Endo Pharmaceuticals reportedly stopped development of their octreotide implant, despite studies that showed that it was safe and effective. I wonder why? I mentioned the discontinuation of the implant to my husband, and he suspected that everyone's focus has shifted to oral ocreotide (a pill that would deliver the same medication). Maybe so, but with a pill you have to remember to take it every day (or however often), you'd probably have to keep it refrigerated so travel might be annoying, and of course there would still be the whole hassle of getting your prescription filled, etc, etc. Don't get me wrong! The pill sounds great too! But I really wanted to try the implant and I was waiting for it to become available.
I tried to join the clinical trial for the implant a few years ago, but I was disqualified because my growth hormone levels were beyond the allowable levels while on an alternate medication. I was so disappointed! That implant gave me the promise of being "normal" for 6 months at at time... no injections every few weeks, no visits to the medical center, and no struggles between the health insurance and pharmacy every time I had to refill my prescription. No reminders that I'm different than everyone else for 6 months.
Earlier this year I met one person at the acromegaly community conference who had the implant, and she seemed pretty happy with it (she made it into the clinical trial plus they had an extension). I looked at the place where her implant was inserted and it looked pretty subtle, it seemed comfortable enough, and if it's true that you don't have to think about it for 6 months, then I'd be so thrilled!
These days I have my intramuscular ocreotide injection administered at home, by my husband who has been trained by a nurse on how to do it properly. I also have a short acting subcutaneous version I give myself in addition to the long acting one, just for days when I can feel my symptoms acting up (swelling, headaches, joint pain, acne, etc). I just happened to have my intramuscular shot today and that's what reminded me of the article I saw about the implant being discontinued. Even having the shot done at home is still a hassle, with the ordering/refilling, storing, scheduling, mixing and injecting. I have a huge bin of "sharps" in one of my cabinets and every time I see the medication in the fridge I'm reminded that there's something wrong with me. I worry about what people will think if they see all my sharps in the bin and the medication when they come over. Oh yeah, and sometimes the injection hurts (although my husband has gotten really good at making it quick and relatively painless).
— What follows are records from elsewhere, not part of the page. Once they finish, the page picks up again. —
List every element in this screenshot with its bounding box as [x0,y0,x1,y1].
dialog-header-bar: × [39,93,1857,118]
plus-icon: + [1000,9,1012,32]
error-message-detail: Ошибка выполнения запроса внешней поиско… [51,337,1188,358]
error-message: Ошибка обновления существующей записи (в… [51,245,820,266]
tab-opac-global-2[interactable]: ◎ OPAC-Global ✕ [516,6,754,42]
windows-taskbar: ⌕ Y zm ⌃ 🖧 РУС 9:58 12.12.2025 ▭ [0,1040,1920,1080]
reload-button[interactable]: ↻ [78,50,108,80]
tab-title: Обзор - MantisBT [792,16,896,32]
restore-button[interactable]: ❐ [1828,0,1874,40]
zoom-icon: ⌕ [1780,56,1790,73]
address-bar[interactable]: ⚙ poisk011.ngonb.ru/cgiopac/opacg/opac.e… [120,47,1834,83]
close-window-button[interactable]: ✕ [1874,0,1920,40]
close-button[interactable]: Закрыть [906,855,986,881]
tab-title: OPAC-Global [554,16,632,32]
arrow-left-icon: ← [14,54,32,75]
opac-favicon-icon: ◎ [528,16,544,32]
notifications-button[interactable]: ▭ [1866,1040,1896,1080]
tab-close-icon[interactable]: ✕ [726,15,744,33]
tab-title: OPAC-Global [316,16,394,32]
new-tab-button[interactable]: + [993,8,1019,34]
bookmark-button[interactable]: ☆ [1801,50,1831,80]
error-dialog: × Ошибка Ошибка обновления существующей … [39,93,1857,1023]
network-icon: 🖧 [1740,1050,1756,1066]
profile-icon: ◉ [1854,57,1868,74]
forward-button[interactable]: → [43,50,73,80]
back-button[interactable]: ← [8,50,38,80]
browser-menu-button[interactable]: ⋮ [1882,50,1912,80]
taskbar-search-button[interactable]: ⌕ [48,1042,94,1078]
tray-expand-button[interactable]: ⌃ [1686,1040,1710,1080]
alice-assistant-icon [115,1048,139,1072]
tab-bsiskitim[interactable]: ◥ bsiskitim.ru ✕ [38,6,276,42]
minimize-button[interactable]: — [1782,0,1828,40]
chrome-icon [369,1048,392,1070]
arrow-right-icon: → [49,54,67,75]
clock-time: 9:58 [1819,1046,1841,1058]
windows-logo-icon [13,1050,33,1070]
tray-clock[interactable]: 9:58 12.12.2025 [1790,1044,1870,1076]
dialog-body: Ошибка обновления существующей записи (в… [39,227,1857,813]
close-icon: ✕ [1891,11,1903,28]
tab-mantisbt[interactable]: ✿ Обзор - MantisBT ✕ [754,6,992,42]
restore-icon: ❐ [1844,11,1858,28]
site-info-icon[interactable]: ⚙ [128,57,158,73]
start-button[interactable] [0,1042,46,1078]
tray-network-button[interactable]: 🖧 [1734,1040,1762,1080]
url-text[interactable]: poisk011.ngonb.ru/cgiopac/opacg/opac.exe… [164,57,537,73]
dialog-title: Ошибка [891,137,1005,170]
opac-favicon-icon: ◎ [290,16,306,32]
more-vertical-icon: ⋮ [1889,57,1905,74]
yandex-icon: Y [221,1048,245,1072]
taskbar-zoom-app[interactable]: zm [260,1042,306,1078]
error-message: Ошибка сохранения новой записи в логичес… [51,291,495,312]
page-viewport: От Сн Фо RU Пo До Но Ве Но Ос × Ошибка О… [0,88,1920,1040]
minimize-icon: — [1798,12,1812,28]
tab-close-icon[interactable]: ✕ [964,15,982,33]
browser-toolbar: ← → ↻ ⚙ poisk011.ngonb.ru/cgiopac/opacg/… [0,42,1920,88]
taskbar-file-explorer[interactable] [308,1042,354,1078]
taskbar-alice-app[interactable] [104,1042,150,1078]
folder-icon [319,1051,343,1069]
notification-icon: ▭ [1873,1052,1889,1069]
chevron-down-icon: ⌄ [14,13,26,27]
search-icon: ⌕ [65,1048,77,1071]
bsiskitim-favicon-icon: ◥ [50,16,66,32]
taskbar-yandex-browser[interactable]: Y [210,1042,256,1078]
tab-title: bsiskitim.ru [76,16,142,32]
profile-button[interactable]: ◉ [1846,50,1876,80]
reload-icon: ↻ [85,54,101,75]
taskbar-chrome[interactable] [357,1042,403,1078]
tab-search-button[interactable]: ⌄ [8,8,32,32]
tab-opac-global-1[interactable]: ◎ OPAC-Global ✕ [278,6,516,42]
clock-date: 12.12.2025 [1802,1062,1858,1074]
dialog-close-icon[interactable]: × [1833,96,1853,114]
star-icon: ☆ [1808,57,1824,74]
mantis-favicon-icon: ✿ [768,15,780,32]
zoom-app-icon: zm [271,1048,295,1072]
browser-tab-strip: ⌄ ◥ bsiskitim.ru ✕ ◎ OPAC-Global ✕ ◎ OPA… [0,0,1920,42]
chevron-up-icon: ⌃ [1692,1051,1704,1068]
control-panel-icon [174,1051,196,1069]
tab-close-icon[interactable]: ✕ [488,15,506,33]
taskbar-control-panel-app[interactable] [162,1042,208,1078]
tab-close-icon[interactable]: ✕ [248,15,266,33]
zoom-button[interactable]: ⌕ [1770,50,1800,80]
I wish they would have continued bringing the implant to the market. If nothing else, it would have given acromegaly patients like us OPTIONS and potentially FREEDOM from a routine of ongoing injections. I was so happy that people were at least trying to make our lives a little easier, as opposed to just accepting whatever existing treatments were out there already. I appreciate the all the work that every researcher does towards creating new treatments (everything that's out there right now, things that are shelved like the implant, and the oral one that's in the works). It's important that people keep working on better treatments, and don't forget that as the acromegaly treatment landscape more competitive, it could drive the prohibitively high price of treatment down for everyone.
Anyway, hopefully people are really just working on a real end-of-story CURE for all us. There's some amazing research going on out there with viruses plus our own immune system that has shown to be effective for cancer. It can't be that much further down the line before this knowledge is targeted towards pituitary tumors! Till then, I hope we'll all be here for each other.